We’re often asked to help a winery set up their tasting room and guest experiences or we are asked to evaluate the tasting room setup to determine if it is detracting from or contributing to a great guest experience. As more wineries pop up across the U.S., winery owners realize that they must set themselves apart to attract qualified guests.
The question we hear most frequently is “should we offer seating or seated tastings?” And it’s a good question because we all like to be comfortable when we enjoy wine… right?
So, how do you know if seated tastings are right for your winery?
More importantly, how do you decide what type of guest experiences are best for your business?
• The best guest experiences are an extension of your brand. Start with your brand position and create ambience and experiences that reflect your unique message. Disconnects between your winery personality and the guest experience will leave a guest feeling confused and unclear about your identity. Confused guests don’t feel a connection and chances are they won’t become a loyal fan of your winery.
• Be clear about your goals. You can’t have it all, so be sure you and your team are focused on the goals that will sustain your winery. If your objective is bottle sales and club sign ups, we’ve found that bar tastings (for most wineries) deliver the highest conversion rates. If your goal is club member retention or “by the glass” sales, seated areas may help you achieve your goals.

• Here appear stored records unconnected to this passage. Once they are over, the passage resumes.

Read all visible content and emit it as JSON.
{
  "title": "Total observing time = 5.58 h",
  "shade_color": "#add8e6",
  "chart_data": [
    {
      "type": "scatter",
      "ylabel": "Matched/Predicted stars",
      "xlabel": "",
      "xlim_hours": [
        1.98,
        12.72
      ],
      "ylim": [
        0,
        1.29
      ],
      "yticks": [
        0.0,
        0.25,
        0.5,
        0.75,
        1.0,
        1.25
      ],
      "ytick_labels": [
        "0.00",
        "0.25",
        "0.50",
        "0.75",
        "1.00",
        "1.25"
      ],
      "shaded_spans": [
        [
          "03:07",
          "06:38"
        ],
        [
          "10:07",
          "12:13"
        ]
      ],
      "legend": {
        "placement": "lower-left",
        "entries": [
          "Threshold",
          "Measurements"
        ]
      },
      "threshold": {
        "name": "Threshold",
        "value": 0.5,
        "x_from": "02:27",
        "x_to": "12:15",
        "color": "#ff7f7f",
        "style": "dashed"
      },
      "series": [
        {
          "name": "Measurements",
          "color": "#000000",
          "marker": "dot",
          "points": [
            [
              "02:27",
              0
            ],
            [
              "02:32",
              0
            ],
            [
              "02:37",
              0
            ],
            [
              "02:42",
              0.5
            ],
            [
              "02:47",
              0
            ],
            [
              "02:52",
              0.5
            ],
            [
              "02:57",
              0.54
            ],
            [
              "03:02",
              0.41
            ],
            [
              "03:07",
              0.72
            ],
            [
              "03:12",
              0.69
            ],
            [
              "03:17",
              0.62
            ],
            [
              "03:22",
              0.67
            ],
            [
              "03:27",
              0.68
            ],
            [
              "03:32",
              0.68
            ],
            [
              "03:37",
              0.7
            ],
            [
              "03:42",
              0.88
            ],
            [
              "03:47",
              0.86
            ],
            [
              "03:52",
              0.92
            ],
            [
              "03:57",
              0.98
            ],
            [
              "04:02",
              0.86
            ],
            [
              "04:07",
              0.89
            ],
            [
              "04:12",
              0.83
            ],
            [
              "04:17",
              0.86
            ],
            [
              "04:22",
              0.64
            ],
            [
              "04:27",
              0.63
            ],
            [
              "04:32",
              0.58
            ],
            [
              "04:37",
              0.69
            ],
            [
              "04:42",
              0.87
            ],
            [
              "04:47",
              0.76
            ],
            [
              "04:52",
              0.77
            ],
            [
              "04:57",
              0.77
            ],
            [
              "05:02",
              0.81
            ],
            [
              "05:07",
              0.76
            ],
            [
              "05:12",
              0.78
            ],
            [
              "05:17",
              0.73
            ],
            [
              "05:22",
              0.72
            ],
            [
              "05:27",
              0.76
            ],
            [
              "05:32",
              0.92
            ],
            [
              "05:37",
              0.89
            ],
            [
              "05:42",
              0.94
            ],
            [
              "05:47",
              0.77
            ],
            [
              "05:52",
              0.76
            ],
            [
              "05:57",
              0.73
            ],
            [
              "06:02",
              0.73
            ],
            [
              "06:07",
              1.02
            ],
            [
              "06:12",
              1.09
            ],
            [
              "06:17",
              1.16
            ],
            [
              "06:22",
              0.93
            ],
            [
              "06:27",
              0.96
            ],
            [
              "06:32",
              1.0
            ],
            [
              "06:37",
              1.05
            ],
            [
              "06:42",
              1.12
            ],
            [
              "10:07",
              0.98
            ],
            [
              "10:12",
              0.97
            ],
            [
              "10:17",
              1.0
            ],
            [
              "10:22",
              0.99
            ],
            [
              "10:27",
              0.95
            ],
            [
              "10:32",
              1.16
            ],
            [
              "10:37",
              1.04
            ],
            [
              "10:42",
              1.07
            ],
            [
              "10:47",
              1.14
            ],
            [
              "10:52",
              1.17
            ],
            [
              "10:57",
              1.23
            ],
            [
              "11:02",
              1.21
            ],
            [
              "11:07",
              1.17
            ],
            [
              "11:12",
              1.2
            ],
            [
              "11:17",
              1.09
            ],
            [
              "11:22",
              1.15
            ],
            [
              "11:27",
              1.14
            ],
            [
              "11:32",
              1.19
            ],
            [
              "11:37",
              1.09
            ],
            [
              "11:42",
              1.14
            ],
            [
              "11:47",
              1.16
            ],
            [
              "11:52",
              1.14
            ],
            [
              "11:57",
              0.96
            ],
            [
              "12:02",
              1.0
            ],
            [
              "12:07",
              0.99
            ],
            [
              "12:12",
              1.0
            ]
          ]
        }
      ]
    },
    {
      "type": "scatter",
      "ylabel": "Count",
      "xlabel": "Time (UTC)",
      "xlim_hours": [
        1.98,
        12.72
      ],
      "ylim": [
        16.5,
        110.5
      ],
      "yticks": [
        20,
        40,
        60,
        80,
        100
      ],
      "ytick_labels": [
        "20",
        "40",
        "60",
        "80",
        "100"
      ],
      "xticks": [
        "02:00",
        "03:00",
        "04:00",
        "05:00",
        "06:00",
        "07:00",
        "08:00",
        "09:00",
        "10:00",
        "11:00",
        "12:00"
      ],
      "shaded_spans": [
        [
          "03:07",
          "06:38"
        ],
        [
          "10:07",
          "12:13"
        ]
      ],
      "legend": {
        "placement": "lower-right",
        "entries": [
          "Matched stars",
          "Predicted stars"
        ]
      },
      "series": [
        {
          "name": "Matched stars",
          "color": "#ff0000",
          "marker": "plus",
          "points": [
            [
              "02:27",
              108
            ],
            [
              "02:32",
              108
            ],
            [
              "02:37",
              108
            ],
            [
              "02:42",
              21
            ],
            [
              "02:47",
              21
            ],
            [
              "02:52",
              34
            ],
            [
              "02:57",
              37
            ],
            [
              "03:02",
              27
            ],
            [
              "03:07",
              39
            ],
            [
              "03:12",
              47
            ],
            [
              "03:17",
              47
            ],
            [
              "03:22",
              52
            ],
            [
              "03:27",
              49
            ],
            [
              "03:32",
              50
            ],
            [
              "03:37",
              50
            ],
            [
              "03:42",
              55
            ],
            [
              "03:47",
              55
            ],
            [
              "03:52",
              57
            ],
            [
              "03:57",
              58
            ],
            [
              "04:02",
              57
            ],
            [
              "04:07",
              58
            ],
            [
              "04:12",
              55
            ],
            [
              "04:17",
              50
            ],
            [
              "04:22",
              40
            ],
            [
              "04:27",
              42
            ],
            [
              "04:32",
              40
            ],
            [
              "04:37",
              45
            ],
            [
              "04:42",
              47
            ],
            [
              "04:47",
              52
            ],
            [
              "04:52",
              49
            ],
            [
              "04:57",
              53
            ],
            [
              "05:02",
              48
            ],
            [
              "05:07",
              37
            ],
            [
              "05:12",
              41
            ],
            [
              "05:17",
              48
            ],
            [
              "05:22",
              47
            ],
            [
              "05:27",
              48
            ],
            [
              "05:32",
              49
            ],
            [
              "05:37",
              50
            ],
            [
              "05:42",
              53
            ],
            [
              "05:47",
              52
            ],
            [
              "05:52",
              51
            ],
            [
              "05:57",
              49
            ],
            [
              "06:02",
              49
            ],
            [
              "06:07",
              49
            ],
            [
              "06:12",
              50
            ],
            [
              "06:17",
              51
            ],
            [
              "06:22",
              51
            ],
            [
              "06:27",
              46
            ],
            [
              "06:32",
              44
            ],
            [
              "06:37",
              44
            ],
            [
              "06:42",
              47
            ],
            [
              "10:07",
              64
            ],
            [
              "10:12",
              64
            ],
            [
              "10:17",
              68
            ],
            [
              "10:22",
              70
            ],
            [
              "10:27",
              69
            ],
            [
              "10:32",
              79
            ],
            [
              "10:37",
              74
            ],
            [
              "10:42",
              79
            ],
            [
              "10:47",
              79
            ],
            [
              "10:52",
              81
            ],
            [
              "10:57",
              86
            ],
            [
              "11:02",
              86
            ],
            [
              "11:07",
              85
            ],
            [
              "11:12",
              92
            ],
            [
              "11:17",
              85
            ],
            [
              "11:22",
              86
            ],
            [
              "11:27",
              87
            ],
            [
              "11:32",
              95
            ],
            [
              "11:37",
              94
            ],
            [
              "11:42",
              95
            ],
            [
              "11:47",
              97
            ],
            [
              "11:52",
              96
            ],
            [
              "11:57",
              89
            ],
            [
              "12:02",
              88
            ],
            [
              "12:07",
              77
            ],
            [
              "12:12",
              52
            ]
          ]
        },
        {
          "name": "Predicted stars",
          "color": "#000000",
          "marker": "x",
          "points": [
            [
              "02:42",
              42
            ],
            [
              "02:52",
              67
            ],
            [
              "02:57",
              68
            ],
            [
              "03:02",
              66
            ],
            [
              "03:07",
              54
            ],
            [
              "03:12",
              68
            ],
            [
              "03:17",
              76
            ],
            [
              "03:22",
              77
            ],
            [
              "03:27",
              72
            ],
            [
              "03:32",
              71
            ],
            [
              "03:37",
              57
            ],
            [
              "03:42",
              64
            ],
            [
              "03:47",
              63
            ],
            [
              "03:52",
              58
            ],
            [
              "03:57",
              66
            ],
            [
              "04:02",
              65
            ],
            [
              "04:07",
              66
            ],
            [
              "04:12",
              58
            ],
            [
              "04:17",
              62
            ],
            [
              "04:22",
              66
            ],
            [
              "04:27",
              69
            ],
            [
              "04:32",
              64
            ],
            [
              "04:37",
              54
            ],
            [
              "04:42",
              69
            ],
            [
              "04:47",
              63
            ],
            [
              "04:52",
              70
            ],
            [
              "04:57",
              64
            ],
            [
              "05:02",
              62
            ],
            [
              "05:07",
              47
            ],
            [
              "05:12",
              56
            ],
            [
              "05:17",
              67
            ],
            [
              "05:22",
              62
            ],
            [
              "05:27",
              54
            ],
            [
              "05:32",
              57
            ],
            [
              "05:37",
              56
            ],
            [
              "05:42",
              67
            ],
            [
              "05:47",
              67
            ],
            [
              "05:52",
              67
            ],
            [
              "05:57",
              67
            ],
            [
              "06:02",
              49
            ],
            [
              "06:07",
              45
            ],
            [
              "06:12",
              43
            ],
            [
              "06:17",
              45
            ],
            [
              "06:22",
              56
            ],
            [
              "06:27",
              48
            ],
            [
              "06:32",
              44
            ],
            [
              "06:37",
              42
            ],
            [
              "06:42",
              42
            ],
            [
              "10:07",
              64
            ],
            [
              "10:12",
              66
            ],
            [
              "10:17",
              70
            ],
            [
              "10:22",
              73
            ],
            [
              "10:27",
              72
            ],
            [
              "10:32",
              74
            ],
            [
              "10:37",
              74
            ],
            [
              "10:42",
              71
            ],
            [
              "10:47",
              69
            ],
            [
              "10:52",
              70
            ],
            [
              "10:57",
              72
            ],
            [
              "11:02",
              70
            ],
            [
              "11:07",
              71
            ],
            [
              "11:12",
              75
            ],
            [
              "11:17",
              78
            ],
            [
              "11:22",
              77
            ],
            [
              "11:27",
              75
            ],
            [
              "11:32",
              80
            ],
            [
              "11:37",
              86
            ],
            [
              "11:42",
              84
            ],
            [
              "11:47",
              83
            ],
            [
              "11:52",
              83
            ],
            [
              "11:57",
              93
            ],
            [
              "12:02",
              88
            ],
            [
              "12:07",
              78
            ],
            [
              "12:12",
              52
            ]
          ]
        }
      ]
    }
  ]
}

• Create a process. Our greatest learning after helping many wineries create and measure guest experience is this…teams who have a process for table or seated service can achieve higher conversion rates than bar experiences. Wineries who offer seated tastings and then leave guests to create their own experience see lower conversion rates than at the bar.
• Measure, measure, measure and tweak your experiences accordingly. You’ve settled on your goals and your experiences. Your work isn’t done! You must constantly measure your results against your goals to ensure your experiences are delivering. If they aren’t, keep changing until you find what works.
• Guests are unique. If space allows, offer several options for tasting experiences. Some guests are on a schedule. They want to taste and move on. Others want to linger. Here’s the rub… based on your goals, you may need to focus only on tasting bar experiences. Or, you may decide seated tastings are best to accomplish your sales goals. Don’t feel that you have to be everything to everyone. Great brands focus on their audience and let the rest go.
There is no right answer to the question. The right guest experience is the one that supports your brand position and helps you achieve your goals. The beauty of direct to consumer is that you have the opportunity to talk to your audience, observe their behavior and make improvements until you get it right!